El origen de la búsqueda

La Sabana Santa comenzó a sorprender en 1898. En ese año, la Casa Real de Saboya, entonces propietaria de la reliquia quiso darle solemnidad religiosa a la boda entre Vittorio Emanuele III y la princesa montenegrina Elena Petrovich-Niegos, que coincidía además con diversos aniversarios de la Iglesia de Turín.
Para festejar este acontecimiento, la Sábana estuvo expuesta alrededor de una semana, en una muestra que pasó a la historia porque en ella se tomó la primera fotografía de la reliquia.

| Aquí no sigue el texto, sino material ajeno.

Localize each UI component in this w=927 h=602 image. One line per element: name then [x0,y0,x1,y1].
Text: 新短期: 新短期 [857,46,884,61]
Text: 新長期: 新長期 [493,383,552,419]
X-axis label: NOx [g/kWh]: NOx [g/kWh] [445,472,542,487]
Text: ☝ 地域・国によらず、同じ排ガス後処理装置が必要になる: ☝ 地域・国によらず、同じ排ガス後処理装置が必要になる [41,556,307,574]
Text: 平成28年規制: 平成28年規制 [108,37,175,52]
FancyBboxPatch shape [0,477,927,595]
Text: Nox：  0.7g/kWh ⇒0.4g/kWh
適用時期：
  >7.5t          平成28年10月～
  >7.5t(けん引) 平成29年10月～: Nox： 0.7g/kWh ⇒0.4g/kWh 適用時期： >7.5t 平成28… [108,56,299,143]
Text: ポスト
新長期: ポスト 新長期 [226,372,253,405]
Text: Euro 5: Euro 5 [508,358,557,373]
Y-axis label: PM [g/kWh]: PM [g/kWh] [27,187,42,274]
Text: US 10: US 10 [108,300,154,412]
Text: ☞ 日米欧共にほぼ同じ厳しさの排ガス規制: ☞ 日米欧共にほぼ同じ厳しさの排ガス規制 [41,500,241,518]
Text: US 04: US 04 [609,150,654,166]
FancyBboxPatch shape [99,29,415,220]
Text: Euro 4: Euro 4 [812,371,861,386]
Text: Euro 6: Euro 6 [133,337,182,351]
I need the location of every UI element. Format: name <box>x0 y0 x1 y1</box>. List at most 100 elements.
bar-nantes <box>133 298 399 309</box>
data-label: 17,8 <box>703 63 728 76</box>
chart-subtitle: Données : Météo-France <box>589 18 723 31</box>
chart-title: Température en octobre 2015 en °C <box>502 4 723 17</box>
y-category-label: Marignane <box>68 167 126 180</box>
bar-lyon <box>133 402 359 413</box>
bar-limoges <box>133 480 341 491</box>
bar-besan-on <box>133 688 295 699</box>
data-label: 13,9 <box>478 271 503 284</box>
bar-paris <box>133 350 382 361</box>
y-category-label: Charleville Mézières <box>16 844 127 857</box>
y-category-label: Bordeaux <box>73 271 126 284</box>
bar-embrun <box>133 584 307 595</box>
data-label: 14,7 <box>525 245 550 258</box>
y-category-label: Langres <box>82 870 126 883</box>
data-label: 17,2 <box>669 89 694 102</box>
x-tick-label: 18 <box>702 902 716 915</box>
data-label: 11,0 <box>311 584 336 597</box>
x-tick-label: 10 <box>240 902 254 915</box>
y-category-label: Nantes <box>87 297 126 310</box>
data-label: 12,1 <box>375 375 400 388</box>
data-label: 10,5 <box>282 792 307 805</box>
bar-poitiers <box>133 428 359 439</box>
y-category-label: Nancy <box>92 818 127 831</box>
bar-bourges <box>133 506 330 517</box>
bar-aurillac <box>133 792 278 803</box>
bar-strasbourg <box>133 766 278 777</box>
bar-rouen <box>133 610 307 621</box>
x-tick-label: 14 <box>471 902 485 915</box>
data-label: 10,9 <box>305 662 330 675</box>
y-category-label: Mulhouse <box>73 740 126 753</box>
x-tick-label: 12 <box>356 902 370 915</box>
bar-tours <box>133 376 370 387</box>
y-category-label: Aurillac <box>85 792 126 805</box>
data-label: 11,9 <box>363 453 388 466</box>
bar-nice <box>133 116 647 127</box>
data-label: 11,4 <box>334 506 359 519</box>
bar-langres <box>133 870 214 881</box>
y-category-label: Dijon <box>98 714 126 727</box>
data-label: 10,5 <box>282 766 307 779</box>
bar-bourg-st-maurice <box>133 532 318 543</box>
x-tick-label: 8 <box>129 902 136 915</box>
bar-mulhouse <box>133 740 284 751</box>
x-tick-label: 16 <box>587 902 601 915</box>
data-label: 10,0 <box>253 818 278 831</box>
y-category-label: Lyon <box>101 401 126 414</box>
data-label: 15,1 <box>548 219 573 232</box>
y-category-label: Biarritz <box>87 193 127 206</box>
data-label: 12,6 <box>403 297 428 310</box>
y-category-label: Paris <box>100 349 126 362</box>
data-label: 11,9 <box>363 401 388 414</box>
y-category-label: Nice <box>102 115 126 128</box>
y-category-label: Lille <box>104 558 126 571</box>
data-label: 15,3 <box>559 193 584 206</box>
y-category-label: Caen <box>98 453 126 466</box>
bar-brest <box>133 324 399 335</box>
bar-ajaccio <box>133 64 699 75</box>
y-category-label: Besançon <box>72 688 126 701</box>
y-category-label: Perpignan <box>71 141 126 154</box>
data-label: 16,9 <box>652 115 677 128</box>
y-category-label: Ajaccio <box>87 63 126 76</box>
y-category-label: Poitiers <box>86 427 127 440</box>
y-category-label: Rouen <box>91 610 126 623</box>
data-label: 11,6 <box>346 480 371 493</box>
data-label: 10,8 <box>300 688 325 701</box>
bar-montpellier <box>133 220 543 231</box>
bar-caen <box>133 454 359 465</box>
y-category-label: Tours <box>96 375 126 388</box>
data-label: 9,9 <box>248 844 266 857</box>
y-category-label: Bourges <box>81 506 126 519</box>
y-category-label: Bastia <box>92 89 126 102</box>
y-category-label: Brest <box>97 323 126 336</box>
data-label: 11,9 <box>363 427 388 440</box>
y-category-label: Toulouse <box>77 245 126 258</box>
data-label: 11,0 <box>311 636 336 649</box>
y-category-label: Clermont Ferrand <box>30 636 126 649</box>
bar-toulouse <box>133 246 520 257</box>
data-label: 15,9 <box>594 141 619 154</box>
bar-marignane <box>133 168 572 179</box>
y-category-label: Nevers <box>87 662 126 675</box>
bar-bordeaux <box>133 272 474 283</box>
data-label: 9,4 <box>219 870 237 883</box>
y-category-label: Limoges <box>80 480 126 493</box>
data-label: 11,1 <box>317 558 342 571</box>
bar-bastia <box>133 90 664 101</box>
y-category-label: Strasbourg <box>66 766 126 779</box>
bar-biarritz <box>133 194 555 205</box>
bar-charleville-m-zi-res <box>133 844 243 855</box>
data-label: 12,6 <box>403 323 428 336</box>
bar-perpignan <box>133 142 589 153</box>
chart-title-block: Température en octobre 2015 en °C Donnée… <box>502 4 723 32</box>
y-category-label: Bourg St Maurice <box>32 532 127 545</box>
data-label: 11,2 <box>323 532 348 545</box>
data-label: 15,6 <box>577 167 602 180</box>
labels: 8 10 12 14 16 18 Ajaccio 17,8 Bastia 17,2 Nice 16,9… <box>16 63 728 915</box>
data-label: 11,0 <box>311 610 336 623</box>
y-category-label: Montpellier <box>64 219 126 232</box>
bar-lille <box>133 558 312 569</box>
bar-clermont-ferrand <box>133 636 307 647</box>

Fue el abogado italiano Secondo Pia quien tomó esas primeras imágenes fotográficas que dieron lugar a las posteriores investigaciones científicas.
Ante los avances realizados en la ciencia gracias a los datos que aportaba la prueba de datación denominada "carbono 14", en el año 1988, tres laboratorios aplicaron esta técnica y certificaron que el tejido de la Sábana Santa pertenecía a la época medieval, lo que contradecía la tradición en torno a su relación directa con la figura de Cristo en el siglo I.
Sin embargo, se adujo que la data medieval de la Sábana Santa podía haberse debido a que las piezas cortadas al lienzo eran la parte más restaurada, como demostraba su peso, casi el doble respecto al resto, al estar formados por hilos de lino más reciente, lo que podía inducir a un elevado error en la datación por radiocarbono de todo el tejido, que aparece más joven de lo que es en realidad.
Debido a las restauraciones que ha sufrido la sábana a lo largo de su historia, la tela está compuesta por distintos linos. Ya en 1200 fue restaurada en Constantinopla, mientras que otra restauración se realizó en 1534, después del grave incendio de Chambery, y otras en los siglos XVII y XIX.
Y mientras la Iglesia sustenta sus razones en base a la fe, la ciencia sigue realizando escarceos con los que acercarse a una razón objetiva.
Pero, ¿cuántas sorpresas más nos tiene preparados ese trozo de lino que fue remendado por unos y otros, restaurado y mimado para mantener vivo el recuerdo de Cristo?.
Quizás algún día podremos saber si realmente fue el sudario de Jesús, de alguna otra persona coetánea o, simplemente, se trata del lienzo que un artista un día decidió manchar.